Holcombe Flowage facts for kids
- for the town, see Lake Holcombe, Wisconsin
Holcombe Flowage is a reservoir on the Chippewa River in Chippewa County and Rusk County, Wisconsin. The dam stands between the towns of Birch Creek and Lake Holcombe, just west of the settlement of Holcombe, Wisconsin, in Chippewa County, where most of the reservoir lies. A small part of the reservoir also extends northward into the Town of Willard in Rusk County.
The flowage is a popular recreation area, and the shores are thick with homes and cottages. It covers 2,881 acres (1,166 ha) at an average depth of 12 feet (3.7 m), a maximum depth of 61 feet (19 m), and a volume of just under 47,000 acre-feet (58,000,000 m3).
Holcombe Dam
The current Holcombe Dam (45°13′29″N 91°07′41″W / 45.22472°N 91.12806°W) is a hydro-electric facility built in 1950 by the Wisconsin-Minnesota Light and Power Company, and is now owned and operated by Xcel Energy. It produces an average of 34 megawatts, and is one of six Xcel hydro plants on the Chippewa.
The flowage was originally created by the 1878 Little Falls Dam impounding the Chippewa.

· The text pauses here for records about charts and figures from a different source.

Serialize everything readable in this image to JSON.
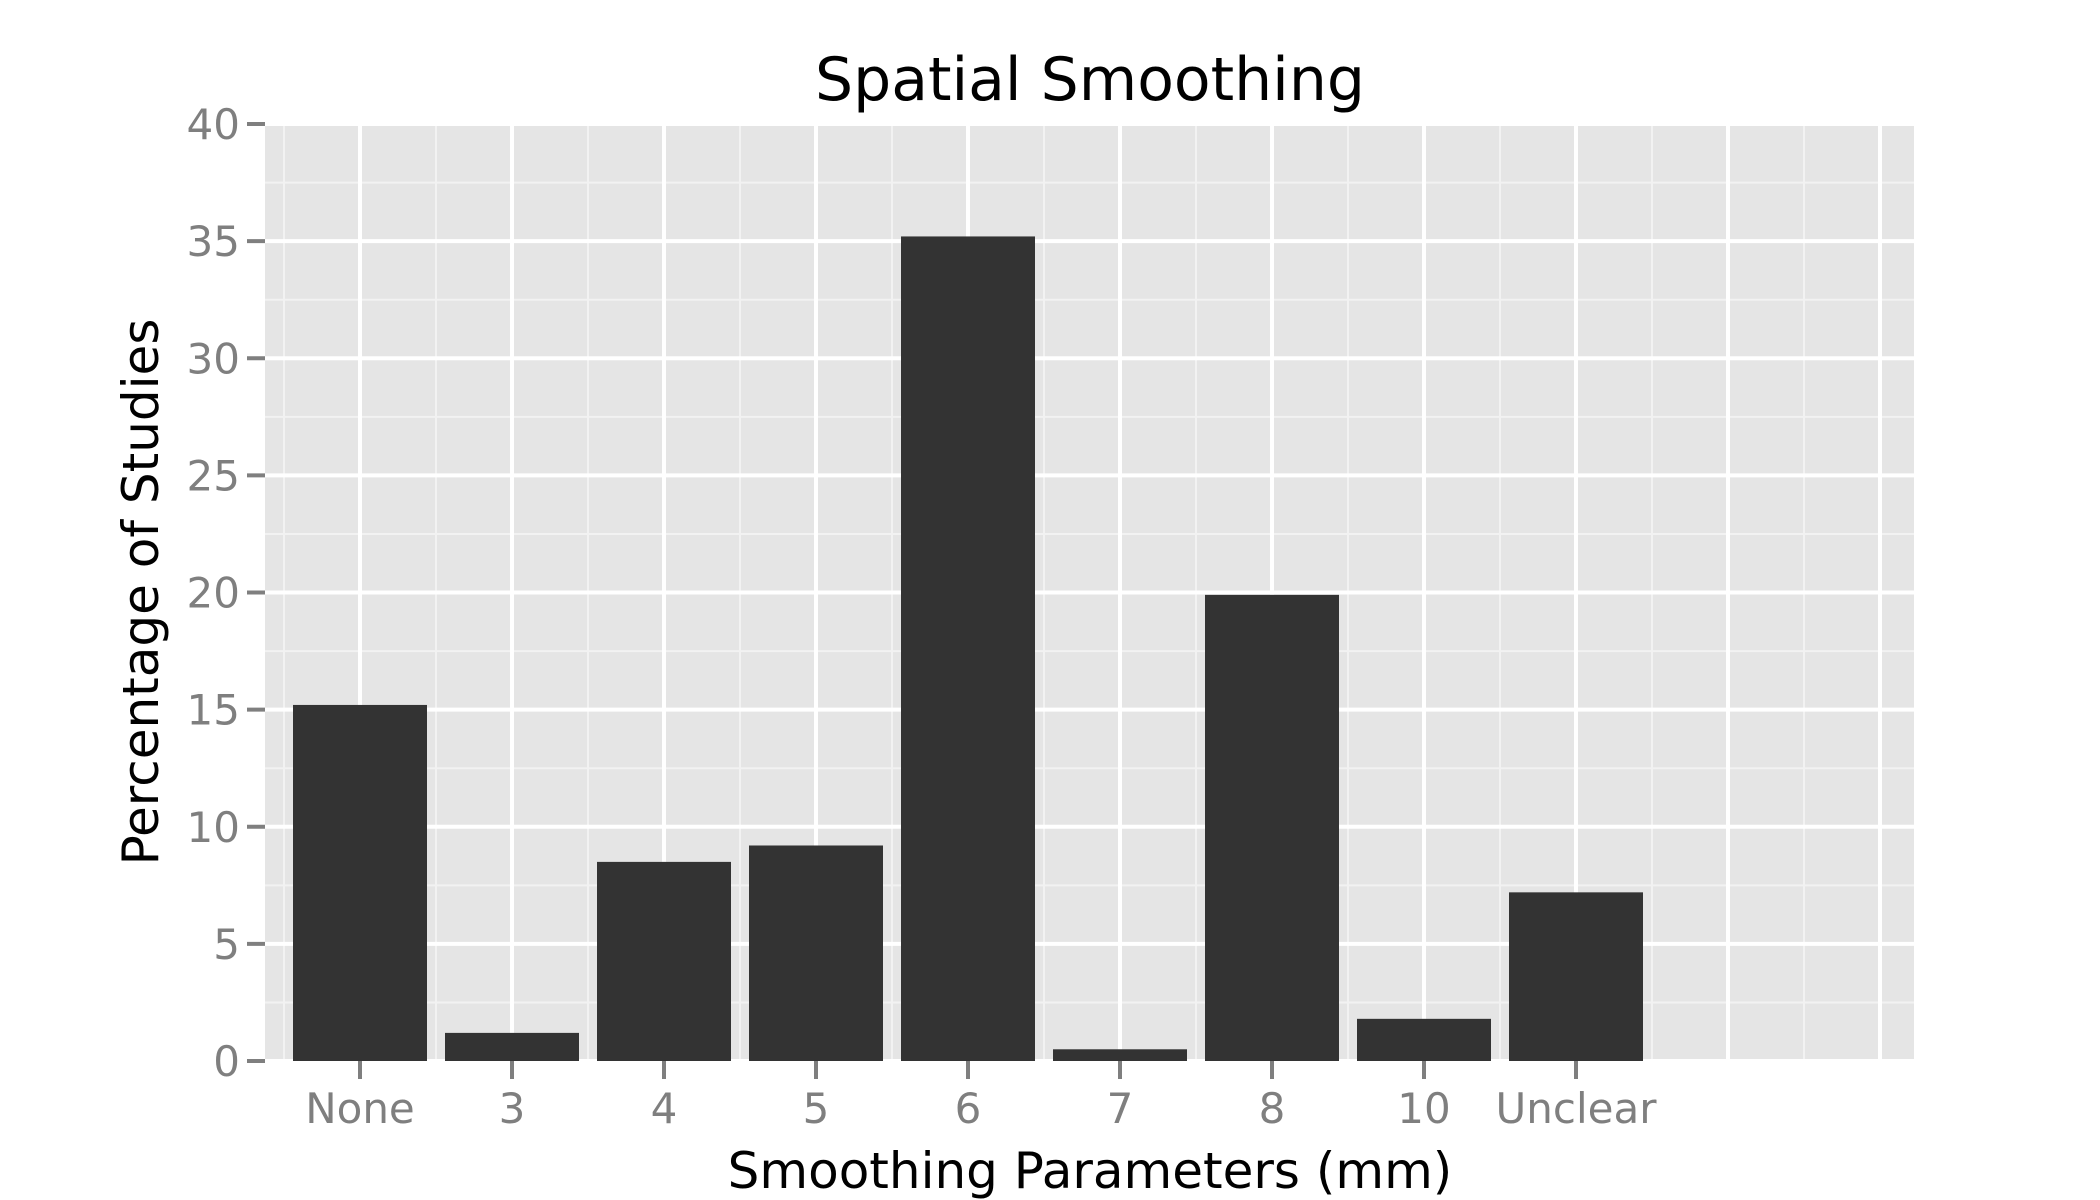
{
  "chart_data": {
    "type": "bar",
    "title": "Spatial Smoothing",
    "xlabel": "Smoothing Parameters (mm)",
    "ylabel": "Percentage of Studies",
    "categories": [
      "None",
      "3",
      "4",
      "5",
      "6",
      "7",
      "8",
      "10",
      "Unclear"
    ],
    "values": [
      15.2,
      1.2,
      8.5,
      9.2,
      35.2,
      0.5,
      19.9,
      1.8,
      7.2
    ],
    "ylim": [
      0,
      40
    ],
    "yticks": [
      0,
      5,
      10,
      15,
      20,
      25,
      30,
      35,
      40
    ],
    "grid": true,
    "legend": "none",
    "colors": {
      "bar": "#333333",
      "panel": "#e5e5e5",
      "grid_major": "#ffffff",
      "grid_minor": "#f2f2f2",
      "tick_text": "#7f7f7f",
      "tick_mark": "#7f7f7f"
    }
  }
}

The dam was built by Elijah Swift and Joseph Viles for the Chippewa River Improvement and Log Driving Company to provide reliable water for floating logs downstream. Parts of the dam were washed out by floods in 1880 and 1884. A terrible accident occurred in 1905, when eleven log drivers drowned trying to get to a log jam near the dam. The dam functioned until 1910, when logging operations ceased. It washed out in the 1920s.